Practice Problem Link: Search in a Binary Search Tree (BST)

Please make sure to try solving the problem yourself before looking at the editorial.

Problem Statement

Given the root node of a binary search tree and a key, return the subtree rooted at the node containing the key. If it does not exist, return null.

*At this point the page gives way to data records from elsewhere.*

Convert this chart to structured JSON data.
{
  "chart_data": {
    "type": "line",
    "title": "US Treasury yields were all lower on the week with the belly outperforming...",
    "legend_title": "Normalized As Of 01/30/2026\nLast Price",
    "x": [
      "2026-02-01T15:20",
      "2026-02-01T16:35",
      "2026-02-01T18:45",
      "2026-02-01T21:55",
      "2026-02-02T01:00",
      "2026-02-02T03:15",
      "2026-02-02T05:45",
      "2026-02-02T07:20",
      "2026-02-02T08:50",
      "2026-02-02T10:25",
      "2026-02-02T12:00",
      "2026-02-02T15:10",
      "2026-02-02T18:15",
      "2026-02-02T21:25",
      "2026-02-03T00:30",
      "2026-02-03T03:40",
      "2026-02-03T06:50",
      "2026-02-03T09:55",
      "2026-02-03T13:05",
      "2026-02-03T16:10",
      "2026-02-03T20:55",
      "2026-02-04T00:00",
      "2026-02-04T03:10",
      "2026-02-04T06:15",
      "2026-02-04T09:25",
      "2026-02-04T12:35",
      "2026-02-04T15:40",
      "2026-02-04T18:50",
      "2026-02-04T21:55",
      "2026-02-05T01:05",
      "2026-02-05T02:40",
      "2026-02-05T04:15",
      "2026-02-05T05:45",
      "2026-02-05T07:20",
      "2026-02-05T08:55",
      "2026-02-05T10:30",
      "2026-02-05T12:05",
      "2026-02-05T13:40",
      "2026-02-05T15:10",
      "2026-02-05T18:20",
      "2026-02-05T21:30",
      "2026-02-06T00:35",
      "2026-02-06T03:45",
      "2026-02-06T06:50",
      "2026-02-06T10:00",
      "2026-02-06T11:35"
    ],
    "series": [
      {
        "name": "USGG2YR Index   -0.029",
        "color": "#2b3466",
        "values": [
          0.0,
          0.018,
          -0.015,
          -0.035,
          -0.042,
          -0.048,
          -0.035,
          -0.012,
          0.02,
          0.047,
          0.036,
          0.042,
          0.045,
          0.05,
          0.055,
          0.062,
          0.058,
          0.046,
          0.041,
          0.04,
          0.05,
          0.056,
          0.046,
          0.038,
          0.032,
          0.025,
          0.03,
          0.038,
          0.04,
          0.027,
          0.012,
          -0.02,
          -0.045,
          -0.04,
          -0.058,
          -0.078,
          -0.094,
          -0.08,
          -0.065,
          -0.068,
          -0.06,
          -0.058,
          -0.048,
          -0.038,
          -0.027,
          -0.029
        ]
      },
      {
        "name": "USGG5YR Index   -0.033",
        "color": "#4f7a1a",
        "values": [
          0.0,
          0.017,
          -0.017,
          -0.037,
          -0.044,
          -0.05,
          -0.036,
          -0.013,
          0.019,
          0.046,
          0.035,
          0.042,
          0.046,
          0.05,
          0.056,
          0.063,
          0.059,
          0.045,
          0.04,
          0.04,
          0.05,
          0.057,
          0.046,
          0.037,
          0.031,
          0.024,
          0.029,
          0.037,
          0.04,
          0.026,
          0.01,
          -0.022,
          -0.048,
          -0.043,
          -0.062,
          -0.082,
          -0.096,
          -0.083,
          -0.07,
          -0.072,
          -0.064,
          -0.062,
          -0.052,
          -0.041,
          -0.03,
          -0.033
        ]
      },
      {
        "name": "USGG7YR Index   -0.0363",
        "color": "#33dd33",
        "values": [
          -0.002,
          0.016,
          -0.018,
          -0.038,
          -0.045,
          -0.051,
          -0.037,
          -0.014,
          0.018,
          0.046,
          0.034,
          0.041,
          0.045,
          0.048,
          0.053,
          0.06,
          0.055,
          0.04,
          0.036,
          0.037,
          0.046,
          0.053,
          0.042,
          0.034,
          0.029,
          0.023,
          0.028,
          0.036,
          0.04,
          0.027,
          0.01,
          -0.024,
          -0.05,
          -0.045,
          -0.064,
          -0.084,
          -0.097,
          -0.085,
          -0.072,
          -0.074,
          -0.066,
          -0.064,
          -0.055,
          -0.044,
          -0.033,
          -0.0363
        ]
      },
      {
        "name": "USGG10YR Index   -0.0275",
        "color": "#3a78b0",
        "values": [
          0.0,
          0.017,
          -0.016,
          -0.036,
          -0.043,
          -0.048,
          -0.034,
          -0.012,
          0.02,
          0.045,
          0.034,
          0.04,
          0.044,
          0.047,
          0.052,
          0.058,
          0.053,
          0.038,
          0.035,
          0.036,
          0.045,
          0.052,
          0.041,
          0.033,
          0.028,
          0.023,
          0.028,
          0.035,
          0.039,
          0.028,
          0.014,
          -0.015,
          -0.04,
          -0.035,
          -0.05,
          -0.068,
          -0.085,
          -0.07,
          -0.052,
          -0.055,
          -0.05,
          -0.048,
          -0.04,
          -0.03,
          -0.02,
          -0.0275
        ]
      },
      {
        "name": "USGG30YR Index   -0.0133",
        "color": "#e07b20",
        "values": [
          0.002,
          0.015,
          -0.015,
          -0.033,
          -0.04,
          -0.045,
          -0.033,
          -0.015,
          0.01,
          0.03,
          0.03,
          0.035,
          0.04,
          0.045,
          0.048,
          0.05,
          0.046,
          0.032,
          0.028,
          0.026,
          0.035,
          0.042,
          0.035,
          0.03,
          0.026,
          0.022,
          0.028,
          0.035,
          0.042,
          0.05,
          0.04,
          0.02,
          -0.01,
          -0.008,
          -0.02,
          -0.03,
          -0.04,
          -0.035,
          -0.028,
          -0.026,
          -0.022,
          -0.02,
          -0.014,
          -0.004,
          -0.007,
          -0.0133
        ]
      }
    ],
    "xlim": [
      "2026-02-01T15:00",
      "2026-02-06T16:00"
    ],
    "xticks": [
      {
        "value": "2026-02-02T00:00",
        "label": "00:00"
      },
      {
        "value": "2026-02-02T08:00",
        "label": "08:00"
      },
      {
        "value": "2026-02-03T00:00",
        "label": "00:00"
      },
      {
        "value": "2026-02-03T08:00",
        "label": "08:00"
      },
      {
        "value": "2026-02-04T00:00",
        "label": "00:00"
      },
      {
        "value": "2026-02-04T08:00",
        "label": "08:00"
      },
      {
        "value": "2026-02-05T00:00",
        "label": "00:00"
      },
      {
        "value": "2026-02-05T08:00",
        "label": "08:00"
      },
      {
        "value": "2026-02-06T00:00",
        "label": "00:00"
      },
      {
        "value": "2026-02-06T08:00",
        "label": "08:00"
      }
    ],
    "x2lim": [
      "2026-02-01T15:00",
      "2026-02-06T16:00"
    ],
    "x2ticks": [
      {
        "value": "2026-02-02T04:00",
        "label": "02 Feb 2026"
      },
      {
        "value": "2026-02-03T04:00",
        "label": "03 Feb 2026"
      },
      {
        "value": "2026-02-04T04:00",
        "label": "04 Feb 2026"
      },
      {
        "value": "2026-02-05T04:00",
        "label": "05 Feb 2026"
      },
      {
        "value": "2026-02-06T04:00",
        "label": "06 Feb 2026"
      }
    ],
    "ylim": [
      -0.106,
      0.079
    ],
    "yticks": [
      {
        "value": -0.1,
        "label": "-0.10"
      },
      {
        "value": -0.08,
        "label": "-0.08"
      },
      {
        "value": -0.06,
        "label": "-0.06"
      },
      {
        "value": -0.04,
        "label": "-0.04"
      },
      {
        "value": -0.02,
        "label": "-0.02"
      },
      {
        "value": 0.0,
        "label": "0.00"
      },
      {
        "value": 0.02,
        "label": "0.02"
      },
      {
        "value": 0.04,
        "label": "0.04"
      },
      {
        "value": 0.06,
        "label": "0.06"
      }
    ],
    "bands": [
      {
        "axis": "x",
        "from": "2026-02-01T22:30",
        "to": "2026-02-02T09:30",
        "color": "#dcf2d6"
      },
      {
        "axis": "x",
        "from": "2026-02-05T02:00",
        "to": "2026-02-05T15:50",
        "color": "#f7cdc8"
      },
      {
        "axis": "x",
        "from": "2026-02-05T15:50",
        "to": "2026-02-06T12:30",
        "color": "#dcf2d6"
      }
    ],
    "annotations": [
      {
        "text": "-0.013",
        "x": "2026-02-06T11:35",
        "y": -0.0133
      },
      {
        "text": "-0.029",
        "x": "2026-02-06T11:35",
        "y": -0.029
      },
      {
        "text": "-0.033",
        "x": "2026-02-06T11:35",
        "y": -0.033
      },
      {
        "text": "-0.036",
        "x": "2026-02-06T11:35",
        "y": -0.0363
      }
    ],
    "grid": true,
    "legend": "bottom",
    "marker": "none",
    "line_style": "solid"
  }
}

Note: The tree contains only unique values.

Approach

Traverse the given BST recursively and for each node:

• If the node is equal to the key then return the node.
• If the node is greater than the key then the key must be in the left subtree. Recursively call the left subtree.
• If the node is smaller than the key then the key must be in the right subtree. Recursively call the right subtree.

Analysis

• Time Complexity: O(Height of BST)
• Auxiliary Space Complexity: O(1)

Implementation

C++ 

/* This is the Node class definition

class Node {
public:
    Node* left;
    Node* right;
    int data;

    Node(int data) {
        this->left = NULL;
        this->right = NULL;
        this->data = data;
    }
};
*/

Node* searchBst(Node* root, int key) {
    if (root->data == key) {
		return root;
	}
	if (root->data > key && root->left != NULL) {
		return searchBst(root->left, key);
	}
	if (root->data < key && root->right != NULL) {
		return searchBst(root->right, key);
	}
	return NULL;
}

Java

class Solution {
	/* This is the Node class definition
	
	class Node {
		public Node left;
		public Node right;
		public int data;

		public Node(int data) {
			this.data = data;
		}
	}
	*/

	Node searchBst(Node root, int key) {
	    if (root.data == key) {
			return root;
		}
		if (root.data > key && root.left != null) {
			return searchBst(root.left, key);
		}
		if (root.data < key && root.right != null) {
			return searchBst(root.right, key);
		}
		return null;
	}
}